TensorFlow CAPTCHA solver

Posted January 03, 2019 by Rokas Balsys

Tensorflow CAPTCHA solver introduction

People on the Internet are more or less familiar with the term CAPTCHAs - those annoying images that contain text you have to type in before you can access a website. CAPTCHA stands for 'Completely Automated Public Turing test to tell Computers and Humans Apart'. The main purpose of CAPTCHA is to prevent automate stuff on internet with bots in other words saying that’s a test used in computing to determine whether or not the user is human.

CAPTCHA is just a text with noises, different colors, with rotated symbols or different way changed to make it harder for a computer to recognize. Sometimes even for a human it’s hard to recognize what is written on image, so it is quite difficult task to make bots who could brake these images.

If you are reading this tutorial you probably know that no matter how hard captcha is, it’s already possible to solve it with rise of deep learning and computer vision. But probably you don’t know how to do that, so keep reading to find it out.

No matter how much CAPTCHA evolves, there always will be people who come up with methods to break it. One of the most famous methods is to use machine learning approach, and our main focus going to be a specific type of Neural Network called Convolutional Neural Network (CNN).

CNN works similar to how our brain are able to recognize things, and differentiate one object from another. To provide a better intuition, when you look at this picture below, you can immediately tell that these two animals are not the same species, but you will ask, how? Answer would be, thats obvious...

dog and cat

So it comes from the fact that we have seen possibly a million pictures of dogs, cats and other animal, as well as seen them in real life. When we were a kids we were told that they are different. Then, our brain slowly understood the distinctions between these two animals. Our memories gives us a capability to correctly recognize which one is a dog, and which one is a cat by seeing many differences between them.

Using the same concept, we are going to do the same for our CAPTCHA detection Neural Network. Well, not exactly the same because our computer does not perceive the picture the same as we do. They see bunches of symbols that indicate an intensity of color on that particular pixel. If we have an RGB image, one of the way to display them is as an array is RGBA. Layers in CNNs are special as they are organized in 3 Dimensions, width, height and depth. This fact allows us to feed in a picture to the network. The final layer which is the fully connected layer tells us what it predicts.

To make everything more clear, here is an example of photo what we see and what computer sees in same image, in this photo we see a puppy:


If we would like to see picture in computer way, we may use this simple script on this image:

from PIL import Image

im = Image.open("puppy.jpg","r")
pix_val = list(im.getdata())

As a result we receive thousands of numbers, which represent every pixel from photo as RGB value:


Now that we have a basic understanding of what CNN do, we will use this method to breakdown CAPTCHA and see how accurate we can solve it. We used R-CNN with my previous tutorial when we tried to detect counter strike enemies and shoot them.

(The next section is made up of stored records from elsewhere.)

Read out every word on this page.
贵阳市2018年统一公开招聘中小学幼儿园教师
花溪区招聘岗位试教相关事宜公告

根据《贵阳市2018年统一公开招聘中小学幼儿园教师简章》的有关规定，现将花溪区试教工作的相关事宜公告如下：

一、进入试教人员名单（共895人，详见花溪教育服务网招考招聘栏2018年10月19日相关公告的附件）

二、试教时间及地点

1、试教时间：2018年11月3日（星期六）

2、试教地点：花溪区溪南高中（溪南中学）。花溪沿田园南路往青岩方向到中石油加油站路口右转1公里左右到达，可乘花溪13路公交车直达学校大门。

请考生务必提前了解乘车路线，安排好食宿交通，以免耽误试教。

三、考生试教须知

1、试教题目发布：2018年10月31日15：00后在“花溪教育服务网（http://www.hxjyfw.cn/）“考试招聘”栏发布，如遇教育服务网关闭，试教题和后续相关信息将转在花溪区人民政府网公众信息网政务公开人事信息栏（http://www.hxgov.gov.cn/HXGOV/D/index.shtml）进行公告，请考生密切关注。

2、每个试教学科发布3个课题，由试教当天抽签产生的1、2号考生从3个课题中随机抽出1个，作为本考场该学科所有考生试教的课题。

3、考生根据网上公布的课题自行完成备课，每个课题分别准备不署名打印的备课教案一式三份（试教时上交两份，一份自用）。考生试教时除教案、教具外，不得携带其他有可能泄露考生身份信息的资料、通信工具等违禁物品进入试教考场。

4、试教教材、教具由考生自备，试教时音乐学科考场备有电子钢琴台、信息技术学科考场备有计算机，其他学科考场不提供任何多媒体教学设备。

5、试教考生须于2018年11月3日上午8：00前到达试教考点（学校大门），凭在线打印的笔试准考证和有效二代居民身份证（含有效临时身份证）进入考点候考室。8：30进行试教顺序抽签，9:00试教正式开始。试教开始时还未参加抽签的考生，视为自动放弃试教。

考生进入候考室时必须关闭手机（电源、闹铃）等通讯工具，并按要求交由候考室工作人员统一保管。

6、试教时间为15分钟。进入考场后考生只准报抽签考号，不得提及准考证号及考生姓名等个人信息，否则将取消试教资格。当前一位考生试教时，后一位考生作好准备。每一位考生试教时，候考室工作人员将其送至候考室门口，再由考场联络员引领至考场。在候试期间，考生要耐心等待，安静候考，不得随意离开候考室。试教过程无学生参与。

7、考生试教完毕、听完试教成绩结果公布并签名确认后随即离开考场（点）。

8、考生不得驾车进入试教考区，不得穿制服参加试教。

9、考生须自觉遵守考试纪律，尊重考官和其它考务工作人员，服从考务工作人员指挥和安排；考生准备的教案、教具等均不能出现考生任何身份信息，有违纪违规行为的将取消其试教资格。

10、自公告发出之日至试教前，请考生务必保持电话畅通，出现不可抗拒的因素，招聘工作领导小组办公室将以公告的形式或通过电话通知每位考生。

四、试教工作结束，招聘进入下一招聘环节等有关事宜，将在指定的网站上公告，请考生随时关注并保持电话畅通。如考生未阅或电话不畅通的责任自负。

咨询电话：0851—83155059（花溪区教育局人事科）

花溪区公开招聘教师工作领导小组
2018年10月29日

Creating structured model to break CAPTCHA:

Let’s us look at the CAPTCHA again. Let’s assume that it will come in a combination of 26 English alphabets and 0–9 numerical numbers. At the end with our method we’ll be able to solve CAPTCHA’s with different amount of symbols.

To use any machine learning system, we need to collect training data. To break a CAPTCHA system, we want trained model that works like this:


When we will have our training data, we could use it to train a convolutional neural network that looks like this:


With enough training data collected, our approach must work, but we can make the problem even simpler to solve. The simpler the problem, the less training data and the less computational power and time we’ll need to solve it. We know that CAPTCHA images are always made up of some amount of separated symbols. If we could somehow split the image apart so that each letter would be a separate image, then we only need to train the neural network to recognize a single letter at a time:


So we are teaching our CNN to detect a single letters from a captcha and not full string from it at a time, this way we’ll need way less training data. I will talk more about training data in second tutorial. For now this is the result we would expect to get:


From image above you can see that we give our CAPTCHA image to trained CNN and as output it gives us another CAPTCHA image with detections. But detections are not always 100%, this detection percent depend on training data we use. Moreover our CNN may detect even more symbols than there is on CAPTCHA image, to solve this problem we must use some king of filter. As you can see from picture above our model saw letter I as 60% instead of letter T, but after using filter we still receive T. So we will talk and develop filter in last tutorial steps.


By the way, as I was searching for other out of the box CAPTCHA solving models, I couldn’t find them, so I decided to make one by myself. When I finish this tutorial series you will be able to download full code and if you’ll have all TensorFlow libraries on your computer, then you will be able to give captcha to this model and receive the result.

That will be it for this part. I believe we have a good understanding of what our approach is, next we will be working with our CAPTCHA image dataset and training CNN using Tensorflow. I will go through step by step that everyone could train his own CAPTCHA breaking model or use my model.